Transportation funding is complex. Literally trillions of dollars are constantly at work or on the boards for one thing or another. The type of spending ranges from building overpasses to laying light rail tracks to painting those white-line bicycle riders on the asphalt in bike lanes. And so much more.
Trying to define exactly where every transportation dollar in the U.S. goes is probably more effort than it's worth. Understanding generally where that money goes, however, is both doable and informative. A new report has tracked the spending priorities of each state, as laid out in their state transportation improvement programs (STIP).

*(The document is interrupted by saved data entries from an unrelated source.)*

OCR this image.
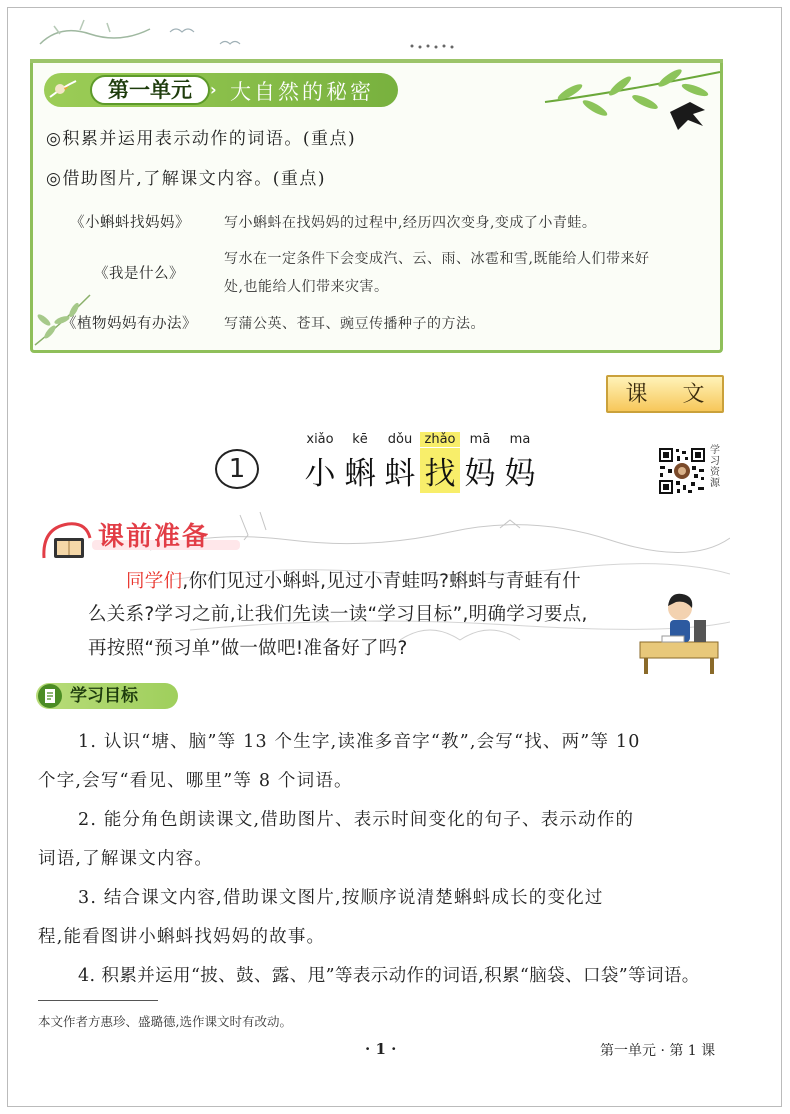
第一单元	› 大自然的秘密
◎积累并运用表示动作的词语。(重点)
◎借助图片,了解课文内容。(重点)
《小蝌蚪找妈妈》 写小蝌蚪在找妈妈的过程中,经历四次变身,变成了小青蛙。
《我是什么》
写水在一定条件下会变成汽、云、雨、冰雹和雪,既能给人们带来好
处,也能给人们带来灾害。
《植物妈妈有办法》 写蒲公英、苍耳、豌豆传播种子的方法。
课 文
1
xiǎo	kē	dǒu zhǎo	mā	ma
小 蝌 蚪 找 妈 妈
学习资源
课前准备
同学们,你们见过小蝌蚪,见过小青蛙吗?蝌蚪与青蛙有什
么关系?学习之前,让我们先读一读“学习目标”,明确学习要点,
再按照“预习单”做一做吧!准备好了吗?
学习目标
1. 认识“塘、脑”等 13 个生字,读准多音字“教”,会写“找、两”等 10
个字,会写“看见、哪里”等 8 个词语。
2. 能分角色朗读课文,借助图片、表示时间变化的句子、表示动作的
词语,了解课文内容。
3. 结合课文内容,借助课文图片,按顺序说清楚蝌蚪成长的变化过
程,能看图讲小蝌蚪找妈妈的故事。
4. 积累并运用“披、鼓、露、甩”等表示动作的词语,积累“脑袋、口袋”等词语。
本文作者方惠珍、盛璐德,选作课文时有改动。
· 1 ·	第一单元 · 第 1 课
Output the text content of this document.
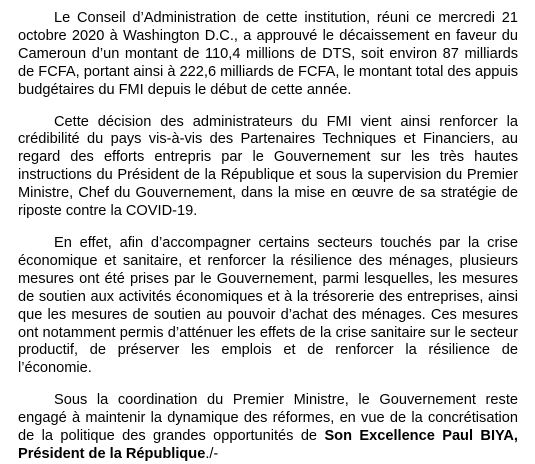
Le Conseil d’Administration de cette institution, réuni ce mercredi 21 octobre 2020 à Washington D.C., a approuvé le décaissement en faveur du Cameroun d’un montant de 110,4 millions de DTS, soit environ 87 milliards de FCFA, portant ainsi à 222,6 milliards de FCFA, le montant total des appuis budgétaires du FMI depuis le début de cette année.

Cette décision des administrateurs du FMI vient ainsi renforcer la crédibilité du pays vis-à-vis des Partenaires Techniques et Financiers, au regard des efforts entrepris par le Gouvernement sur les très hautes instructions du Président de la République et sous la supervision du Premier Ministre, Chef du Gouvernement, dans la mise en œuvre de sa stratégie de riposte contre la COVID-19.

En effet, afin d’accompagner certains secteurs touchés par la crise économique et sanitaire, et renforcer la résilience des ménages, plusieurs mesures ont été prises par le Gouvernement, parmi lesquelles, les mesures de soutien aux activités économiques et à la trésorerie des entreprises, ainsi que les mesures de soutien au pouvoir d’achat des ménages. Ces mesures ont notamment permis d’atténuer les effets de la crise sanitaire sur le secteur productif, de préserver les emplois et de renforcer la résilience de l’économie.

Sous la coordination du Premier Ministre, le Gouvernement reste engagé à maintenir la dynamique des réformes, en vue de la concrétisation de la politique des grandes opportunités de Son Excellence Paul BIYA, Président de la République./-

"Tracking State Transportation Dollars" was produced by the Tri-State Transportation Campaign, building off its annual analysis of New York, New Jersey, and Connecticut. This comprehensive look at the STIPs of all 50 states gives a nice overview of the nation's transportation priorities. Each state is federally mandated to produce a STIP, which identifies how each state is planning to use its federal transportation funding. The STIP generally covers about four years of transportation investment priorities, though some states plan out a bit more.
In general, roads and bridges make up the bulk of all transportation spending. As this pie graph shows, 39 percent of funding is spent on projects that maintain roads and bridges, 23 percent on projects that add new capacity to roads and bridges, 20 percent on transit and 2 percent on bicycle/pedestrian projects.
That's one way to look at it. More specifically, the analysis breaks down spending for each state into nine main categories. In the chart below, we've combined all funding for every state (except Wisconsin, which was not yet available) and then divided it up into those nine categories.
Through this lens, transit investments are the most significant, but of course that's because non-transit-focused spending is spread across a few different categories. Automobile infrastructure still accounts for most spending.
*A previous version of this article included a chart with some incorrect data referring to investments in bicycle and pedestrian infrastructure. The chart has been updated.